Petrus sorgt für einzigen Wermutstropfen

Bereits zum dritten Mal in Folge sind die Göritzhainer Fußballer zum Trainingslager in die Oberlausitz gereist. Die Erfahrungen sind positiv.

Göritzhain.

Traditionen soll man pflegen, vor allem wenn man gute Erfahrungen mit ihnen gemacht hat. Und so haben sich die Fußballer von Rotation Göritzhain, aktuell Dritter der Kreisliga Nord und punktgleich mit Tabellenführer Altmittweida, wieder in einem Trainingslager in Baschütz bei Bautzen auf die Rückrunde vorbereitet.

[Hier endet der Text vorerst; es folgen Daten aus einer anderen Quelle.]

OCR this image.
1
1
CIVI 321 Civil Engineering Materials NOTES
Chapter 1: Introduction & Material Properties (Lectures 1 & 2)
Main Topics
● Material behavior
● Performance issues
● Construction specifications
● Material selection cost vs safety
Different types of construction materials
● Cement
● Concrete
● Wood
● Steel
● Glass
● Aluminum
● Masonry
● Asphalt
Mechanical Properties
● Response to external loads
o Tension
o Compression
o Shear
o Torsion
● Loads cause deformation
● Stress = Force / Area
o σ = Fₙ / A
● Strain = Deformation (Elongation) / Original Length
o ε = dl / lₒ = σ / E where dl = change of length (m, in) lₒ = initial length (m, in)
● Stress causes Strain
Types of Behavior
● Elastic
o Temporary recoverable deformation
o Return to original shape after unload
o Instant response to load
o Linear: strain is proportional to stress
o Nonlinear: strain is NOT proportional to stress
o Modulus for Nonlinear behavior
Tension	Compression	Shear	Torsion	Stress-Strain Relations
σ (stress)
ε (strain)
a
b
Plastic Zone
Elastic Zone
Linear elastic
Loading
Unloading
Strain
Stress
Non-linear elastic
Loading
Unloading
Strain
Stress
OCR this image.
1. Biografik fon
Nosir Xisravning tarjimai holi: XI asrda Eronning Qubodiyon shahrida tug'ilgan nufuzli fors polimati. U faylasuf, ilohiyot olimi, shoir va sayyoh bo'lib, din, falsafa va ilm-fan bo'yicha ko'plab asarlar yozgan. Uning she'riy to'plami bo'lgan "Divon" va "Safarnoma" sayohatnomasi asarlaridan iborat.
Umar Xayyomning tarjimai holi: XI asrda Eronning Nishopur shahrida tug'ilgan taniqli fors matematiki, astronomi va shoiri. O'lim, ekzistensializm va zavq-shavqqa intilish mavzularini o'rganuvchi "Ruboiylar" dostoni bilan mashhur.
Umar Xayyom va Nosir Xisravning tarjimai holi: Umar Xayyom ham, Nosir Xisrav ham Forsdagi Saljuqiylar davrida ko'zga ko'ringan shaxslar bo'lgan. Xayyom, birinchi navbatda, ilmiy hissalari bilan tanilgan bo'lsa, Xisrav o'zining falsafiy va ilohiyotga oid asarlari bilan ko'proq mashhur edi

Der sportliche Höhepunkt dabei: ein Testspiel gegen den TSV Neukirch, Spitzenreiter der Kreisklasse Westlausitz mit einer Bilanz von sieben Siegen aus acht Spielen. Für die Elf von Ringo Gründel war es der passende Gradmesser, wie der Trainer bestätigt. "Es war eine anspruchsvolle Partie gegen einen sehr starken Gegner", so der Trainer der Göritzhainer. Das 1:1 bei stürmischen Bedingungen sei leistungsgerecht, sagt Gründel weiter. "Neukirch hat uns gefordert. Allerdings stecke bei meinen Jungs das Training in den Knochen." Die Partie ging allerdings nur über 65 Minuten, denn dann sorgte Petrus mit einem Gewitter und Hagelschauer für das vorzeitige Ende. "Aber die Jungs haben die fehlende Zeit am Abend bei einem Tischtennis-Turnier nachgeholt", erzählt Gründel.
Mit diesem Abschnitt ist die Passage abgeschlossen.